Congestion Avoidance:
When the congestion window grows above a certain threshold known as ssthresh
, it transitions to Congestion Avoidance phase,
where the windows grow linearly. The window grows by $\frac{1}{cwnd}$ for each ACK received. This is the additive increase
part of the AIMD strategy where the TCP tries to put packets in the network unless it detects a loss.
Fast-Recovery:
If there is a packet loss, the TCP sender will receive a duplicate ACK (also called BAD ACks, which doesn’t return a
higher ACK number). Rather than going back to Slow-Start, TCP enters the Fast-Recovery state, where it tries to recover
from the Packet loss and moves back to the Congestion Avoidance phase once the recovery is complete. Reno Fast-Recovery
was improved under New-Reno to handle multiple packet losses. During this state, TCP slows down by cutting cwnd
by
half, which is the Multiplicative decrease part of AIMD.
Here is the Finite State Machine for the TCP Reno:
Reference: Computer Networking: A Top Down Approach
TCP Reno Throughput
For modeling TCP Reno throughput, we have two well known equations
Mathis Equation for TCP Reno throughput:
\[\frac{MSS}{RTT}*\frac{1}{\sqrt{p}}\]Padhye Equation for TCP Reno throughput:
\[min(\frac{W_{max}}{RTT}, \frac{1}{RTT\sqrt{\frac{2bp}{3}}+T_{0}min(1,3\sqrt{\frac{3bp}{8}})p(1+32p^{2})})\]where p
is the packet loss probability, $W_{max}$ is the max congestion window size and b
is the number of packets of that
are acknowledged by a received ACK.
Experiment
Single TCP Reno Session
Now let’s get to the fun part. Let’s start with a simple topology of two hosts (H1, H2) connected by two routers(R1, R2).
Router R1
has a small buffer of 100packets using FIFO queuing discipline. We will run a single TCP Reno session from
host H1
to H2
for 200sec and observe the behavior on R1
and the host.
We collect stats at every 200ms from ss
and tc
, which should provide a good approximation. Link utilization is
calculated by aggregating all the bytes transferred within a second and then converting them to Mbps. The below plot shows
the results; the top three subplots show: R1 Link Utilization, R1 Output Queue, Packet Drops at R1, and the bottom two
subplots show cwnd
, ssthresh
, and RTT
observed.
The graph shows how TCP Reno fills queues, and you can see the corresponding bumps in RTT as the buffer fills up. As the
sender experiences packet drops, the TCP receiver slows down by reducing its cwnd
. You can also see the AIMD sawtooth
pattern, which emerges in the link utilization.
Two TCP Reno Session
Now let’s add another host pair and have TCP session between H1->H3
and H2-H4
and repeat the experiment.
The below graph captures the results of the experiment. I have added the TCP sending rate for both hosts in this graph as well.

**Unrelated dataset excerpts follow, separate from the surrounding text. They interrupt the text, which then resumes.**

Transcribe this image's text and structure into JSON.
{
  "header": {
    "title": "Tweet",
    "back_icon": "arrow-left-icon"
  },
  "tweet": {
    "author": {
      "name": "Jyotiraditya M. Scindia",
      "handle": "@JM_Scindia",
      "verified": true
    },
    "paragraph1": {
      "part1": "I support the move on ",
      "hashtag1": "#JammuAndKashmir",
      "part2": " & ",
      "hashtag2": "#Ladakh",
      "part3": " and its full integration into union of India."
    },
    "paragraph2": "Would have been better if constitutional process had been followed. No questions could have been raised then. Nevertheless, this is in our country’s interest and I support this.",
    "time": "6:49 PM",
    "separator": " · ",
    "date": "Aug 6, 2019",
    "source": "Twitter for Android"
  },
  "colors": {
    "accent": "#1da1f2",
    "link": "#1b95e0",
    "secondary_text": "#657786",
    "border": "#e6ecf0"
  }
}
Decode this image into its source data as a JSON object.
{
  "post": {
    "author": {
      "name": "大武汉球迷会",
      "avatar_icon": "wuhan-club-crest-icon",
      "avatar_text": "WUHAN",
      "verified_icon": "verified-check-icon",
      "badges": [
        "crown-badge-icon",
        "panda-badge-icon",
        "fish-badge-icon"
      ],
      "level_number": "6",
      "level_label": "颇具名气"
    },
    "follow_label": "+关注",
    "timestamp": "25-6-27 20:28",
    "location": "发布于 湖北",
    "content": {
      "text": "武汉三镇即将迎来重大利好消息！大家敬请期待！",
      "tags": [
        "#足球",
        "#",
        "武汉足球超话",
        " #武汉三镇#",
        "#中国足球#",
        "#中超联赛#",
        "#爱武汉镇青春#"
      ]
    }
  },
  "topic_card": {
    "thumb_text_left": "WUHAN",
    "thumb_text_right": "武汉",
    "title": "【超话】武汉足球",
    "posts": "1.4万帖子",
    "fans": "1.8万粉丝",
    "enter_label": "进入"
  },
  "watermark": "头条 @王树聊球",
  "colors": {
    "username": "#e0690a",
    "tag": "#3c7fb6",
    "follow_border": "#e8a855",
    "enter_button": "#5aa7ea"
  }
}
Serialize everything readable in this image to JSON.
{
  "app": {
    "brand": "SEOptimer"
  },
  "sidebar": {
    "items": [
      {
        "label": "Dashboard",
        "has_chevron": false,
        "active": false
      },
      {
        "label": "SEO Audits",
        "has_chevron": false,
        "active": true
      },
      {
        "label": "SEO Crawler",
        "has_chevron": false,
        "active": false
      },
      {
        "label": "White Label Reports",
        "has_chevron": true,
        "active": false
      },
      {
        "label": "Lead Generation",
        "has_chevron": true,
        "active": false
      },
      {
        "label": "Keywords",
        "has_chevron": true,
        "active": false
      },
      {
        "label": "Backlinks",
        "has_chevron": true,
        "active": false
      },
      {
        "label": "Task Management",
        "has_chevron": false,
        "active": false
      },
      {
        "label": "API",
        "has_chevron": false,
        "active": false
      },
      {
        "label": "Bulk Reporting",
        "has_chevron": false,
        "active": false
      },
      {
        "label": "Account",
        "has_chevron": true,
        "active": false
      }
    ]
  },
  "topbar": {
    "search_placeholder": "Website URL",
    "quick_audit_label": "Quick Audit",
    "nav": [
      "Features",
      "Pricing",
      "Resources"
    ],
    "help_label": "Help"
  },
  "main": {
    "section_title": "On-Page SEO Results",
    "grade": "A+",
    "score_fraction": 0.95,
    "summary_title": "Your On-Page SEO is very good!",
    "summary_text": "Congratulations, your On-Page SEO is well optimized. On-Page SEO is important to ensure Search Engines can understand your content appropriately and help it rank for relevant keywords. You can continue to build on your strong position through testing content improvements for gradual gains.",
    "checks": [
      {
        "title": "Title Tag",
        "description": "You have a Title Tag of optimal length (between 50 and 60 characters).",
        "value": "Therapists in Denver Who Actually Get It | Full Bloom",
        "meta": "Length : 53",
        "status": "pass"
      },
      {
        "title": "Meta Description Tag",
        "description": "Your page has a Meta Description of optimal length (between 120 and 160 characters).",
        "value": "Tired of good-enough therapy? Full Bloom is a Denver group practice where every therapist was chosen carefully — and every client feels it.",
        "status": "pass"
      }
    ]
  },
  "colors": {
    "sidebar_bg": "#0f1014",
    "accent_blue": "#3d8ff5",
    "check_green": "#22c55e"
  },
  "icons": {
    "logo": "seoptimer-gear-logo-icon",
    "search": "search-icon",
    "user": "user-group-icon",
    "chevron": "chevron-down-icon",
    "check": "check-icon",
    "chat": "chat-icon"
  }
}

In this case, both TCP sessions share the Router queue. We can see that buffer fills more frequently now, which should make sense
due to the R1-R2
link being the bottleneck and both TCP senders collectively trying to push the maximum they can.
Also, looking at the TCP sending rate graph, we can see how both TCP sessions regulate each other.
This brings the question of whether Reno TCP flows are fair to each other. Looking at the sum of sending rate for both hosts and percentage contribution of individual flows, We can see both TCP sessions fluctuate around ~50% and the average percentage for both flows is near 50%.
Formally we could also look at Jain’s index for measuring fairness which has the following properties:
- Population size independence: the index is applicable to any number of flows.
- Scale and metric independence: the index is independent of scale, i.e., the unit of measurement does not matter.
- Boundedness: the index is bounded between 0 and 1. A totally fair system has an index of 1 and a totally unfair system has an index of 0.
- Continuity: the index is continuous. Any change in allocation is reflected in the fairness index.
where
- I is the fairness index, with values between 0 and 1.
- n is the total number of flows.
- $T_{1}$, $𝑇_{2}$, . . . , $T_{n}$ are the measured throughput of individual flows.
Plotting this for our two flows we see that how it fluctuates around 1 which is the perfect score.
RTT Unfairness
However, Because TCP Reno’s cwnd
growth is proportional to RTT
, a shorter RTT
flow will be unfair to a longer RTT
flow because of cwnd
of the longer RTT
flow will grow slowly. We can observe this by modifying the RTT for H2-H4
.
This will result in the flow H1-H3
taking more bandwidth share.
We can see that fairness index is not as close to 1 like it was in the previous case.
TCP Cubic
To provide higher throughput for large BDP networks, TCP Cubic (a modified version of BIC-TCP) came into the picture. This is currently the default congestion control algorithm for many operating systems. It’s still a loss-based congestion control algorithm that uses packet loss to indicate Congestion.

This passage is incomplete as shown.